Ma non è solo il marito di Mariannina Giuliano, sorella di Turiddu, a mettere in dubbio molti eventi di quei mesi. A parlare, questa volta, è la signora Elisa Brai, proprietaria dell’agenzia fotografica Pubbliphoto di Palermo. La signora, figlia di un famoso fotografo siciliano, ci ha raccontato di avere incontrato più volte Sciortino tra il 1984 e il 1985, quando questi frequentava la sua agenzia per selezionare alcune foto da pubblicare nel volume sopra menzionato. Sciortino le rivela che a morire a Castelvetrano non è stato Turiddu ma un sosia, e che è proprio questo sosia ad essere stato sepolto nella tomba di famiglia a Montelepre.
Salemi, 17 novembre 1949.
Non è l’unica novità. La signora Brai ci ha svelato altri dettagli. Negli anni Novanta, quando preparava il libro “Il carabiniere e il bandito” (Mursia), l’ex maresciallo dei Cc Giovanni Lo Bianco, uno dei tre firmatari del Rapporto depistante sulla strage di Portella della Ginestra, raccontò alla signora Brai che Salvatore Giuliano, nei primi mesi del ‘50, viveva sotto falsa identità in casa di una aristocratica siciliana in via Marinuzzi a Palermo. Naturalmente sotto la protezione dell’Arma. Insomma, sia Giuliano sia il suo luogotenente Gaspare Pisciotta sono nelle mani dei Carabinieri. Così come Salvatore Ferreri, alias Fra’ Diavolo, è il confidente numero uno del capo dell’ispettorato di Ps in Sicilia, Ettore Messana.
Per non parlare delle analisi sulle fotografie del cadavere di Castelvetrano compiute qualche anno fa dal prof. Alberto Bellocco (Università cattolica del Sacro Cuore di Milano), autore di oltre mille perizie legali in tutta Italia negli ultimi trent’anni. Secondo Bellocco, si rilevano differenze significative nelle immagini che ritraggono quel corpo senza vita. E’ un tema sul quale ritorneremo.

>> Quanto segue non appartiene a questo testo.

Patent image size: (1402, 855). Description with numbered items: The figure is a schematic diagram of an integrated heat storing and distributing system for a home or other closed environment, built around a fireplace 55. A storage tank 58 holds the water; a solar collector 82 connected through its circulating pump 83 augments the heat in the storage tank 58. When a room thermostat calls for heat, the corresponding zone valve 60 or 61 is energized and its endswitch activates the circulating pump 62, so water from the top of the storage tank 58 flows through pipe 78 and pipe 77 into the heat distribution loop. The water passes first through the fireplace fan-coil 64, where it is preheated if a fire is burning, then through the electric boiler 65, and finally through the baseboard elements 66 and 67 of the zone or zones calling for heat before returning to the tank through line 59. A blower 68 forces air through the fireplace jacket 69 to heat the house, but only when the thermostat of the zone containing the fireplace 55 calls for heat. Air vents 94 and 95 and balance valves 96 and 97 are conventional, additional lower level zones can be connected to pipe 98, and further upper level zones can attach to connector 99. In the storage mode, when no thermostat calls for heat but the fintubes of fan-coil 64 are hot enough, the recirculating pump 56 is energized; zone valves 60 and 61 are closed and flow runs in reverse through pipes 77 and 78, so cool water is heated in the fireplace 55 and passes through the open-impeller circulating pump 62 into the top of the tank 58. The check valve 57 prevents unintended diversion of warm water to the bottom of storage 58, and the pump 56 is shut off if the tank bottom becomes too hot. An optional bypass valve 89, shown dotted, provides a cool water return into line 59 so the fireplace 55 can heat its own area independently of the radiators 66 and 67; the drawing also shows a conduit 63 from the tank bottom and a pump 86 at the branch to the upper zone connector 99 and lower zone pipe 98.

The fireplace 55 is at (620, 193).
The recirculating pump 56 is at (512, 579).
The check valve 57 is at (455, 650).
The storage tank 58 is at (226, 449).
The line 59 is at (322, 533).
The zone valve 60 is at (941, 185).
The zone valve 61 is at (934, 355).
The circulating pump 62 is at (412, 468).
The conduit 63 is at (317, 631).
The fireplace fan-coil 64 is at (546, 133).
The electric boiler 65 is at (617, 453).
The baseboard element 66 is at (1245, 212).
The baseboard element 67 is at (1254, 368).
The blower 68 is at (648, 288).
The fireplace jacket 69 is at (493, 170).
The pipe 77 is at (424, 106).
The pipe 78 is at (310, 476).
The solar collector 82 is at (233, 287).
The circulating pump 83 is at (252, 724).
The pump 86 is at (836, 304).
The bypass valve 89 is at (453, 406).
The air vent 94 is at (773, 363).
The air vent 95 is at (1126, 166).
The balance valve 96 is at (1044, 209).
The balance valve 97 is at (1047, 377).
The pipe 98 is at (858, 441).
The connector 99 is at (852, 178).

I punti oscuri, insomma, abbondano in questa vicenda. A sessant’anni dal fantomatico conflitto a fuoco di Castelvetrano del luglio ’50, basterebbe che la Magistratura ordinasse l’esame del Dna sul cadavere che risulta sepolto nella tomba della famiglia Giuliano a Montelepre, e su quello dei suoi parenti più stretti. Ecco perchè, il 5 maggio scorso, abbiamo scritto al Questore di Palermo chiedendo che le autorità competenti facciano le verifiche del caso. Lo dobbiamo a tutte le vittime delle stragi siciliane di quegli anni infami, che ancora oggi non hanno avuto giustizia alcuna dallo Stato.